I dropped my bike on the lawn of the police station and dashed inside. “There’sapersonattheschooltryingtokillme!” I let it out all in one quick breath, as big as I could manage from biking here so quickly.

“Slow down, what’s going on?” the cop said.

“At school. There is a person. They are trying to kill me. With carbon monoxide,” I said it quite choppy this time, so the cop would understand me through all the panting.

“Carbon monoxide?” the cop said, with slight concern.

“Yes. It’s in a tank that the person can open by the press off a button. And I heard the person saying they wanted to kill more people.” I lied slightly about what happened, so the cop doesn't know this has happened a few times before.

“Ok. I’ll come check it out,” the cop said. They know Alex is the principal, so they weren't suspicious about me at school over spring break. That’s the great thing about a small town. There is a small police force, but not many crimes or dangerous situations. They also know almost everyone, so they trust me. I had been the most worried about that part.

“Great. The person is over at Wheatland Middle School.”

They let me ride in their car, it was pretty cool. “Can you go a little quicker? If I’m not there soon the person might get suspicious.” I’m pretty sure I only made the police officer more suspicious.

“What do you mean?”the cop asked. They sounded a lot more suspicious.

I explained parts of the story, trying to make it sound real, so leaving out the magical-sounding parts. Right then, I needed them to believe me. Now was not the time for them to give up and head back.

The cop went quicker, but kept the sirens off, so the person at school wouldn't hear them and bail. I led the way to the band room with the cop close behind. I warned them that the person at school had a button they could press at anytime. The cop said they would try to grab their button before anything else. I thanked them.
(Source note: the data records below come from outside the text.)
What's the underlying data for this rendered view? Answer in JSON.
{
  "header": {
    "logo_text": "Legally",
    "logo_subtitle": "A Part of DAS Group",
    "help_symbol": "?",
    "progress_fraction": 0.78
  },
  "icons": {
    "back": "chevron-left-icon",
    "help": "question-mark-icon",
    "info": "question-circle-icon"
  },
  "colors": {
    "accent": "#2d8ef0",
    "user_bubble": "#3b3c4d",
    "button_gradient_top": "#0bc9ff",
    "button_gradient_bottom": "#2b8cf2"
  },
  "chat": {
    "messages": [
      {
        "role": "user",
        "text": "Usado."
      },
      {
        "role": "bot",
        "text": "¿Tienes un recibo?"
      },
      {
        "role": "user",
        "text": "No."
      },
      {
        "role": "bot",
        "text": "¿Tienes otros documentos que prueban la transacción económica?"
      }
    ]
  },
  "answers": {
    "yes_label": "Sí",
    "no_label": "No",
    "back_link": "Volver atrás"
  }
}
The cop told me to go into the band room, and wait. They would stay by the door and catch the crook, destroying the button first. The band room was eerily quiet, and it creeped me out. I slumped down in the far corner, right next to my trumpet and waited.
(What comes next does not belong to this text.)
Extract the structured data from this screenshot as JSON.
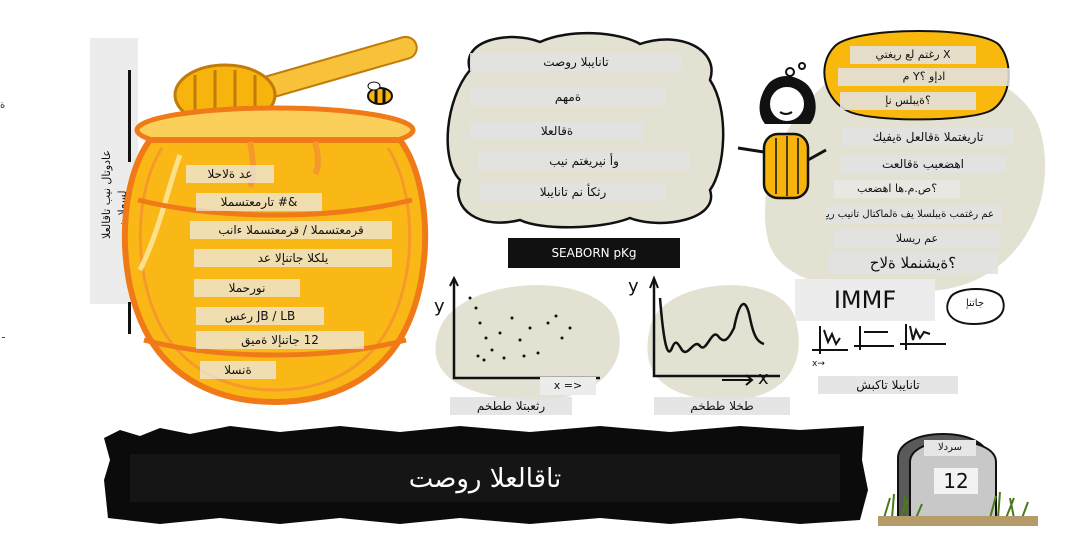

It was only two or three minutes, but it felt like forever. I heard the crunching of electronics, I was hoping that was the button. I also hoped the cop stopped it from working before utterly wrecking it. Then I heard the cop yell, “Gotcha!” I waited another minute or two, until the cop came into the room, holding parts of a broken button in one hand and a taser in the other. Yipee!, I thought.

“They were putting up a fight,” the cop explained, as if they knew I was wondering about the taser. “It’s just keeping them from fighting.” As if they knew I was worried about them. Yes, he tried to kill me (multiple times, may I add), but I’m generally a nice person.

“You’re my hero! Thank you so much!” I happily exclaimed. The cop really was my hero.

“No,” the cop said. “You’re the town’s hero.”